- Citizenship: South Korea
- Education: Caltech Seoul National University
- Scientific career
- Fields: Electronic Engineering Applied Physics
- Workplaces: Harvard University Samsung Electronics LIGO
- Website: www.donheehamlab.org

= Donhee Ham =

South Korean electrical engineer

Donhee Ham is the John A. and Elizabeth S. Armstrong Professor of Engineering and Applied Sciences at Harvard University.

== Biography and Work ==
Ham is from Busan, South Korea. He received his B.S. in physics from Seoul National University in 1996, graduating atop the College of Natural Sciences with Presidential Prize. After fulfilling his military duty in South Korea in 1997, he went to Caltech, where he earned his M.S. in physics in 1999 and his Ph.D. in electrical engineering in 2002. His PhD thesis on statistical physics of electrical circuits won the Caltech Charles Wilts Prize given to the best Electrical Engineering dissertation. He joined Harvard in 2002 as assistant professor, and became associate professor in 2006, John L. Loeb Associate Professor of the Natural Sciences in 2007, Gordon Mckay Professor of Applied Physics and Electrical Engineering in 2009, and the John A. and Elizabeth S. Armstrong Professor of Engineering and Applied Sciences in 2023. He was also a Fellow of Samsung Electronics from 2019 to 2024.

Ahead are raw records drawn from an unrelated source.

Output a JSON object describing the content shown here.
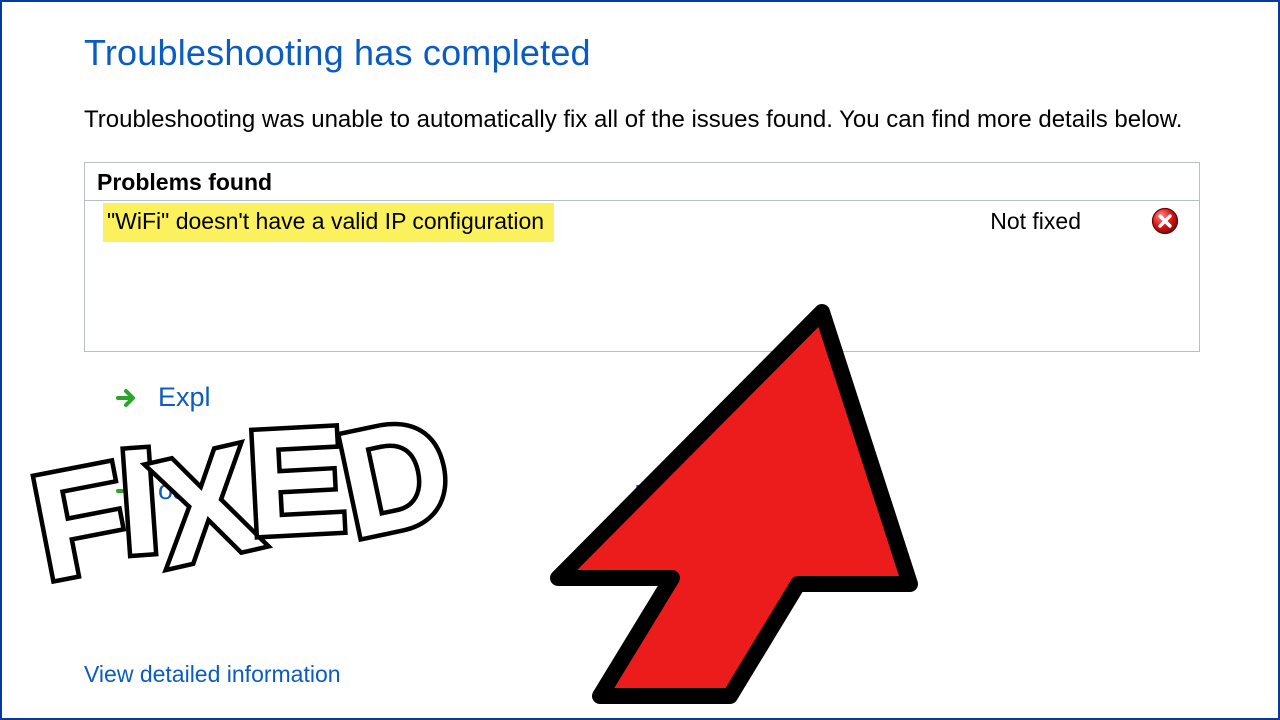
{
  "title": "Troubleshooting has completed",
  "subtext": "Troubleshooting was unable to automatically fix all of the issues found. You can find more details below.",
  "problems": {
    "header": "Problems found",
    "row": {
      "text": "\"WiFi\" doesn't have a valid IP configuration",
      "status": "Not fixed"
    }
  },
  "options": {
    "first_partial": "Expl",
    "second_partial_left": "os",
    "second_partial_right": "r"
  },
  "detail_link": "View detailed information",
  "overlay_text": "FIXED"
}
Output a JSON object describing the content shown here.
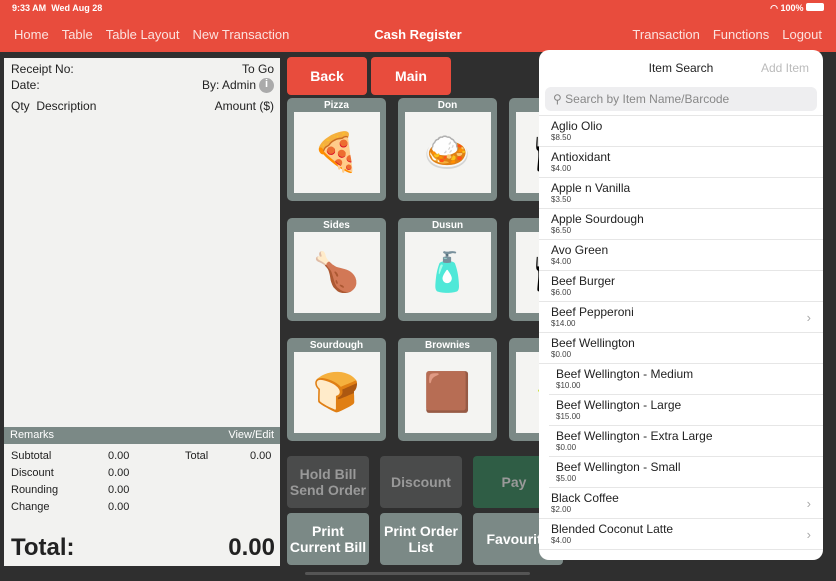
{
  "status": {
    "time": "9:33 AM",
    "date": "Wed Aug 28",
    "battery": "100%"
  },
  "nav": {
    "left": [
      "Home",
      "Table",
      "Table Layout",
      "New Transaction"
    ],
    "title": "Cash Register",
    "right": [
      "Transaction",
      "Functions",
      "Logout"
    ]
  },
  "receipt": {
    "receipt_no": "Receipt No:",
    "to_go": "To Go",
    "date": "Date:",
    "by": "By: Admin",
    "qty": "Qty",
    "desc": "Description",
    "amount": "Amount ($)",
    "remarks": "Remarks",
    "view_edit": "View/Edit",
    "subtotal_label": "Subtotal",
    "subtotal": "0.00",
    "total_label_small": "Total",
    "total_small": "0.00",
    "discount_label": "Discount",
    "discount": "0.00",
    "rounding_label": "Rounding",
    "rounding": "0.00",
    "change_label": "Change",
    "change": "0.00",
    "total_label": "Total:",
    "total": "0.00"
  },
  "buttons": {
    "back": "Back",
    "main": "Main"
  },
  "tiles": [
    {
      "label": "Pizza",
      "icon": "pizza"
    },
    {
      "label": "Don",
      "icon": "rice-bowl"
    },
    {
      "label": "",
      "icon": "dish"
    },
    {
      "label": "Sides",
      "icon": "chicken"
    },
    {
      "label": "Dusun",
      "icon": "bottle"
    },
    {
      "label": "Ta",
      "icon": "dish"
    },
    {
      "label": "Sourdough",
      "icon": "bread"
    },
    {
      "label": "Brownies",
      "icon": "brownie"
    },
    {
      "label": "",
      "icon": "burger"
    }
  ],
  "actions": {
    "hold": "Hold Bill Send Order",
    "discount": "Discount",
    "pay": "Pay",
    "print_bill": "Print Current Bill",
    "print_order": "Print Order List",
    "favourite": "Favourite"
  },
  "popover": {
    "title": "Item Search",
    "add": "Add Item",
    "placeholder": "Search by Item Name/Barcode",
    "items": [
      {
        "name": "Aglio Olio",
        "price": "$8.50"
      },
      {
        "name": "Antioxidant",
        "price": "$4.00"
      },
      {
        "name": "Apple n Vanilla",
        "price": "$3.50"
      },
      {
        "name": "Apple Sourdough",
        "price": "$6.50"
      },
      {
        "name": "Avo Green",
        "price": "$4.00"
      },
      {
        "name": "Beef Burger",
        "price": "$6.00"
      },
      {
        "name": "Beef Pepperoni",
        "price": "$14.00",
        "chevron": true
      },
      {
        "name": "Beef Wellington",
        "price": "$0.00"
      },
      {
        "name": "Beef Wellington - Medium",
        "price": "$10.00",
        "sub": true
      },
      {
        "name": "Beef Wellington - Large",
        "price": "$15.00",
        "sub": true
      },
      {
        "name": "Beef Wellington - Extra Large",
        "price": "$0.00",
        "sub": true
      },
      {
        "name": "Beef Wellington - Small",
        "price": "$5.00",
        "sub": true
      },
      {
        "name": "Black Coffee",
        "price": "$2.00",
        "chevron": true
      },
      {
        "name": "Blended Coconut Latte",
        "price": "$4.00",
        "chevron": true
      }
    ]
  },
  "colors": {
    "accent": "#e84c3d",
    "tile": "#7b8986",
    "pay": "#2f5d45"
  }
}
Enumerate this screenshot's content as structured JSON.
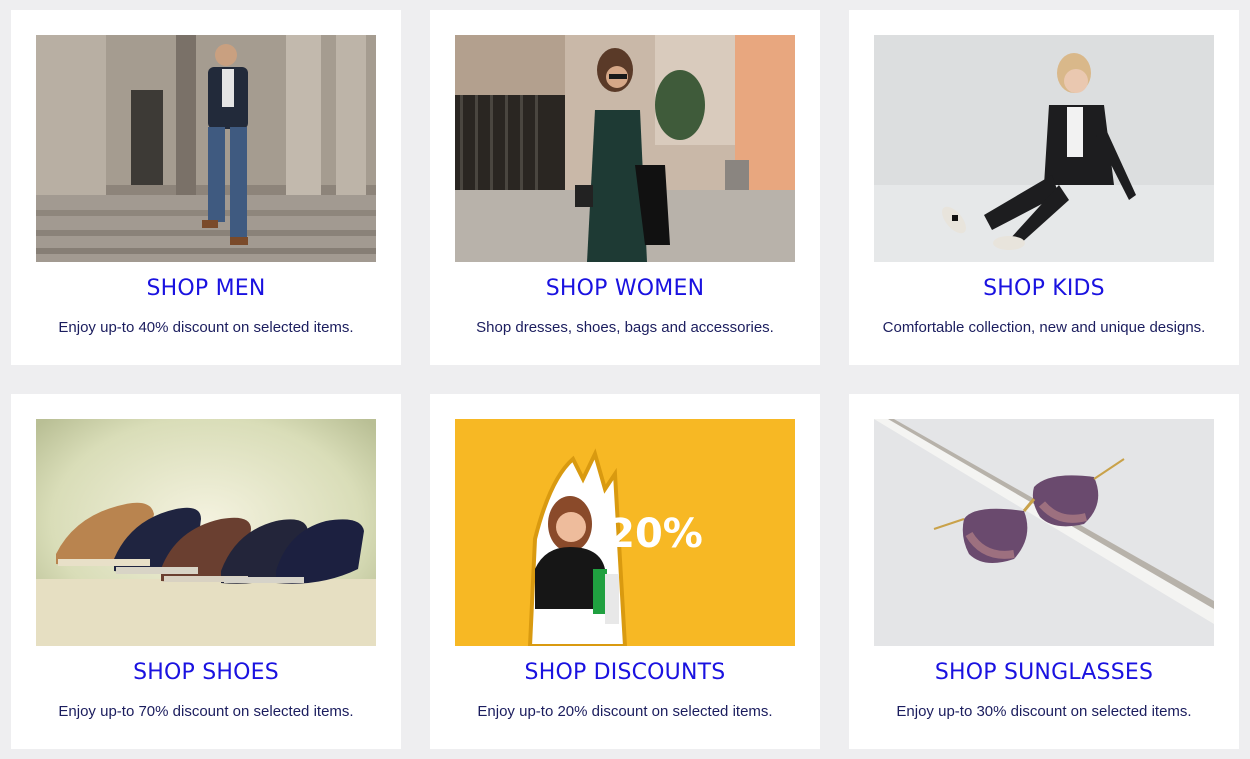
{
  "colors": {
    "page_background": "#eeeef0",
    "card_background": "#ffffff",
    "title": "#1a12e0",
    "description": "#1b1d5e"
  },
  "categories": [
    {
      "title": "SHOP MEN",
      "description": "Enjoy up-to 40% discount on selected items.",
      "image": "man-in-suit-on-steps-photo"
    },
    {
      "title": "SHOP WOMEN",
      "description": "Shop dresses, shoes, bags and accessories.",
      "image": "woman-in-green-dress-street-photo"
    },
    {
      "title": "SHOP KIDS",
      "description": "Comfortable collection, new and unique designs.",
      "image": "child-sitting-studio-photo"
    },
    {
      "title": "SHOP SHOES",
      "description": "Enjoy up-to 70% discount on selected items.",
      "image": "row-of-sneakers-photo"
    },
    {
      "title": "SHOP DISCOUNTS",
      "description": "Enjoy up-to 20% discount on selected items.",
      "image": "woman-through-yellow-paper-photo",
      "badge_text": "20%"
    },
    {
      "title": "SHOP SUNGLASSES",
      "description": "Enjoy up-to 30% discount on selected items.",
      "image": "sunglasses-product-photo"
    }
  ]
}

His research work is on CMOS-bio interface for neuroscience and biotechnology, machine intelligence and neuromorphic engineering, scalable nuclear magnetic resonance (NMR), integrated circuits, and beyond-CMOS electronics. Notable work includes: CMOS-neuroelectronic interfaces for massively parallel intracellular recording of mammalian neurons and their application in machine intelligence; CMOS-electrochemistry interfaces for biological cell screening and arrayed pH localization for high-throughput biomolecular synthesis; in-sensor and in-memory computing; NMR scaling that earned the MIT Technology Review Innovators Under 35 (TR35) recognition; integrated circuit design for analog AI computing, frequency generation and synthesis, microprocessor thermal monitoring, RF transceivers, image sensing, and electrochemical/biological interfaces; and low-dimensional electronics, such as graphene kinetic inductance measurements and light slowing by collective excitation of 2D electrons. Ham is also known for his teaching.